Com o tremor das mãos inseguras de um menino, ia desenhando palavras que iam e vinham em meu pensamento. Escrevia enquanto esperava que me buscassem na escola. Meus colegas passavam velozes por mim. Mãos dadas aos seus. Mas minha mão abraçava o lápis enquanto a outra acariciava a borda do caderno. Éramos cúmplices e solidários em nosso desamparo. A noite caía veloz e eu debruçava abismado diante do esquecimento. Não, não era a primeira vez. Porém, era a primeira vez que era habitado desta maneira pela palavra. Seria isto que os adultos chamavam de O Verbo? Eu estava inadvertido para estas coisas. Eu vertia, isso sim, com enorme rigor sobre a palavra. Fervia em mim outros verbos. Desfazia-me a carne. Mas eu não sabia. Não sabia que seria assim.

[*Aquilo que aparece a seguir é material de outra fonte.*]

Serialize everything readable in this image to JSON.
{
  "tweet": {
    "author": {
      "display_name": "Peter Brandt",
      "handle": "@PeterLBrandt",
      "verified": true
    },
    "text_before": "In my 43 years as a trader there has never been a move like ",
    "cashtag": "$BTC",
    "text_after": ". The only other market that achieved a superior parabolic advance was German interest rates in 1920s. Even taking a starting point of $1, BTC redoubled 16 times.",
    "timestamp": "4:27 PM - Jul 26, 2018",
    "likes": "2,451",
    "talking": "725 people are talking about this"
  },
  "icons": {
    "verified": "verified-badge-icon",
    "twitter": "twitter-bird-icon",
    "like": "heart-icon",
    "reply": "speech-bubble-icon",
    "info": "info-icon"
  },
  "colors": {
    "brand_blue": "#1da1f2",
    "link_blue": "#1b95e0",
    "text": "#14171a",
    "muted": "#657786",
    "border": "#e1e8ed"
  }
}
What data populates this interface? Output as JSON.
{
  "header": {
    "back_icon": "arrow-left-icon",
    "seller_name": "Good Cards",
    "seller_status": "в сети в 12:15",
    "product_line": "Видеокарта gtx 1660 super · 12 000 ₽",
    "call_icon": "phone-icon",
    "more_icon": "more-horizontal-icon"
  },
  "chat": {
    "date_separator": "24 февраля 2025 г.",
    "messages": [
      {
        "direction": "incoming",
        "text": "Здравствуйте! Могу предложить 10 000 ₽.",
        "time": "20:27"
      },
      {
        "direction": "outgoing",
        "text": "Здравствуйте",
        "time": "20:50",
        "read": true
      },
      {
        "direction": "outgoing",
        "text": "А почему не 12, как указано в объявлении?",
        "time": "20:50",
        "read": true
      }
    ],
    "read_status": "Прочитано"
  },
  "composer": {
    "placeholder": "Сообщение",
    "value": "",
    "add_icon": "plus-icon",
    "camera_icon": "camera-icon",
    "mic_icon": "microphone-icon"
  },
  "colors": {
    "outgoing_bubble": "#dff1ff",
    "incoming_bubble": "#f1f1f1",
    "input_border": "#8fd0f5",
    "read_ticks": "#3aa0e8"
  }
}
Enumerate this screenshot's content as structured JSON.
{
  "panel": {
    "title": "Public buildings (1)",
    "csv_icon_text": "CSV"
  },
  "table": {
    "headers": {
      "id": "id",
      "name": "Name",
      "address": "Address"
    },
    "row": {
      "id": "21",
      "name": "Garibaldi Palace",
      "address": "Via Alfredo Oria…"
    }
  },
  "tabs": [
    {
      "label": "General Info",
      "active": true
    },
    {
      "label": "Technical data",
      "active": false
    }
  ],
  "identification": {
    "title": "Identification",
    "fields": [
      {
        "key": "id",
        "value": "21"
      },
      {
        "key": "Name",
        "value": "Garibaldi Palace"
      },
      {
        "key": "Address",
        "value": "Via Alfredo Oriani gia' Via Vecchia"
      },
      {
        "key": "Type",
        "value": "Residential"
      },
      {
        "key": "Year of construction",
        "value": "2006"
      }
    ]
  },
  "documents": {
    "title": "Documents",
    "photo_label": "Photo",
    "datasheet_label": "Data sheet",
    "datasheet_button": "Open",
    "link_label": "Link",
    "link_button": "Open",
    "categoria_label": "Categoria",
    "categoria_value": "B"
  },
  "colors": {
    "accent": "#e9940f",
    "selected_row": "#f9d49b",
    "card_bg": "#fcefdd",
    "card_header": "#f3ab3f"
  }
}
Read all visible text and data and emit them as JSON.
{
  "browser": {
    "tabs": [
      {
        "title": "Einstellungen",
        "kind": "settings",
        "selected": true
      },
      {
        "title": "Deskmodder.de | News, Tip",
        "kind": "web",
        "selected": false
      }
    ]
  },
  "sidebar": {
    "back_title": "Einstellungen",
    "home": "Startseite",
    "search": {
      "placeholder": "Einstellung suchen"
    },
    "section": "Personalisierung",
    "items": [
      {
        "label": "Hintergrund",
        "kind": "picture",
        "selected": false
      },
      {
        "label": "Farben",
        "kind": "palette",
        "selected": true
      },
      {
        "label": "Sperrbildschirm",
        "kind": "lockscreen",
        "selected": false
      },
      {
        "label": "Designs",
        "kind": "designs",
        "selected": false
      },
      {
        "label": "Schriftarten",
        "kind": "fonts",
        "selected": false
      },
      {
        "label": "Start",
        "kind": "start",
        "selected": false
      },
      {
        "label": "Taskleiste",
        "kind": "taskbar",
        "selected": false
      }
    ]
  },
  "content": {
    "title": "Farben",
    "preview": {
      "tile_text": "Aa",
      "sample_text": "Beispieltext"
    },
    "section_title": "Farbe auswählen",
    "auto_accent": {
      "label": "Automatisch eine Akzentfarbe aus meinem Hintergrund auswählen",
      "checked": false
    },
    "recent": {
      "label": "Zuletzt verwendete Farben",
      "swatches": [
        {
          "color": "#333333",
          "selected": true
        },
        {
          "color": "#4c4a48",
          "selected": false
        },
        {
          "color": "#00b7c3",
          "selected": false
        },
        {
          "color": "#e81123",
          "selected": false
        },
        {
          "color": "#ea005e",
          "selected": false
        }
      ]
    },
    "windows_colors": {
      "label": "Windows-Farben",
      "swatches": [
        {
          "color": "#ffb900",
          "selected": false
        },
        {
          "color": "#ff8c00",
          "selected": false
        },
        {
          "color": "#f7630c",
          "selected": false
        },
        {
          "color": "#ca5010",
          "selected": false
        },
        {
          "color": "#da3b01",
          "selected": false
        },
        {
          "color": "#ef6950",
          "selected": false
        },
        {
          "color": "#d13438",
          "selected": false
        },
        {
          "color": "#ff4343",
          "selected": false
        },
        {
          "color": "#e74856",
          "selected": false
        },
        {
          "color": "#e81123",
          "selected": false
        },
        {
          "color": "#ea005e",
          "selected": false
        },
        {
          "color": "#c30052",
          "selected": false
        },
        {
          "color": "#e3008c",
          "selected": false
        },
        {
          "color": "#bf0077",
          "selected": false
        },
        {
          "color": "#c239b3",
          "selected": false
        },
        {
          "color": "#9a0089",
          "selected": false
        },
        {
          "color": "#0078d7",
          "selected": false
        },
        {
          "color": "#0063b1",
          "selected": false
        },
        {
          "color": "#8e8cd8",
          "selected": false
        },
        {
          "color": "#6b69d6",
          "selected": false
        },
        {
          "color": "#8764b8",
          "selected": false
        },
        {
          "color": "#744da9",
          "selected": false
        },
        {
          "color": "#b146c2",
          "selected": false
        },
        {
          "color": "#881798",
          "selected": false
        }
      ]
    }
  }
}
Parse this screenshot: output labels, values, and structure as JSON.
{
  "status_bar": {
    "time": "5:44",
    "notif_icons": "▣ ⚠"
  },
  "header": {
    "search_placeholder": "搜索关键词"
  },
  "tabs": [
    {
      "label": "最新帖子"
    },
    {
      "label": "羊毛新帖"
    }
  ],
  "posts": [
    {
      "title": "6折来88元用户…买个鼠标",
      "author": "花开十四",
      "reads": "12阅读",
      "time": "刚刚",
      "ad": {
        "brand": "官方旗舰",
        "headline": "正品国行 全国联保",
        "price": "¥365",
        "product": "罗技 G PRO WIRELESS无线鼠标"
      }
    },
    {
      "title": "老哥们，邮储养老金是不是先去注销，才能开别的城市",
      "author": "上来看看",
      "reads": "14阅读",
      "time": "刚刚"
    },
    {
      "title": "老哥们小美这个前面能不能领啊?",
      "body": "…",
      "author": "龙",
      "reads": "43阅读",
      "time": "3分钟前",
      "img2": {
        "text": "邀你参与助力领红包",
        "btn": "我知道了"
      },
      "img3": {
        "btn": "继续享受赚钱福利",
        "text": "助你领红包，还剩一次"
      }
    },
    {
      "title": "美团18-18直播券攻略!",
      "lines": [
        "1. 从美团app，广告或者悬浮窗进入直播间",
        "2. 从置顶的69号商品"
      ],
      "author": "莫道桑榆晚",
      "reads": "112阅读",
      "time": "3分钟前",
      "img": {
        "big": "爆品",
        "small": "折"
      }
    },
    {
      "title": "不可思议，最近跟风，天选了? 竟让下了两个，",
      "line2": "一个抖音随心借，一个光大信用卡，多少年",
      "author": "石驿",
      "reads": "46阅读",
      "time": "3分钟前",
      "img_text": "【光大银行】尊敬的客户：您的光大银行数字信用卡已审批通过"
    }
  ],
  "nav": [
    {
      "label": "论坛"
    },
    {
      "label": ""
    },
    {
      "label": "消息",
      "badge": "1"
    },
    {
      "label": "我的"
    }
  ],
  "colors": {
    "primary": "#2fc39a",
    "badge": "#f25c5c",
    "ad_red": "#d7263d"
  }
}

Uma sirene soou ao longe. Tremi no frio dos medos. Estava gélido, pálido. Marmóreo. Qual era a palavra que precisava aprender para erradicar o abismo que se avizinhava? Qual era a palavra-noturna que não cabia em meus olhos? Embaçava na falta de meus pais. E a palavra não vinha. Desterro era palavra-geografia. Esta não era. Era mais. Muito mais. Estava muito, muito mais em mim, quase me reescrevendo quando uma mão pousou em meu ombro e disse carinhosamente: vem!
E um túnel de luz descortinou-se na minha frente. Foi então que soube qual a palavra que faltava escrever...
12 comentários:
que lindo! um texto cheio de luz e sombra. adorei. beijos, M.
A entrada do outro iluminando a palavra silenciada... linda a mensagem que ficou, ao menos para mim.
Bjs pai!
Ai que lindo!
Pude montar a cena na minha mente e sentir um pouco da emoção do menino-Eduardo
Que dessas luzes todos tenham acesso!
Amém!
Abç
Menino assolado pela magia das palavras, belo texto!
É tão maravilhoso quando este túnel de luz se descortina na frente da gente. Hoje mesmo tive esta experiência divina! Maravilhoso teres deixado a palavra em suspenso...
Abraço, Silvia
PS: retomei Ruas de Pedras.
Teu lirismo é avassalador neste texto-geografia. Agora, é a mim que falta a palavra para traduzir o que achei. E meus pais não chegam para me socorrer...
Bj
Adri.
Tua palavra cinestésica me toca...
Belíssimo texto-bálsamo-poético...
Carlos Eduardo
Que texto bem gostoso de ler e na realidade mais parece um vídeo com a cena se desenrolando diante de nossos olhos! Lindo!
bjos
Anne
Carlos Edu,
Sempre um prazer ler você. Essa maravilhosa ode à descoberta me lembrou a caverna de Platão; quando descobrimos a palavra, não abrimos mão dela.
Beijos,
Raquel.
Lindo!
É como se esse menino encontrasse em si um novo mundo, seu mundo de significações próprias traduzido em palavras concebíveis (ou não p/ ele) mas, que no entanto, ao final de tudo, precisarão de um encontro com o outro p/ganharem sustentação e solidez.
Bjs.
Oi, Carlos Eduardo! Gostei muito do seu blog e estou seguindo. Parabéns pelos ótimos textos! Beijos!
Legal teu Blog. Já adicionei aos favoritos do meu computador. Vou ler outras vezes tua leitura da palavra escrita e desenhada. Um abraço.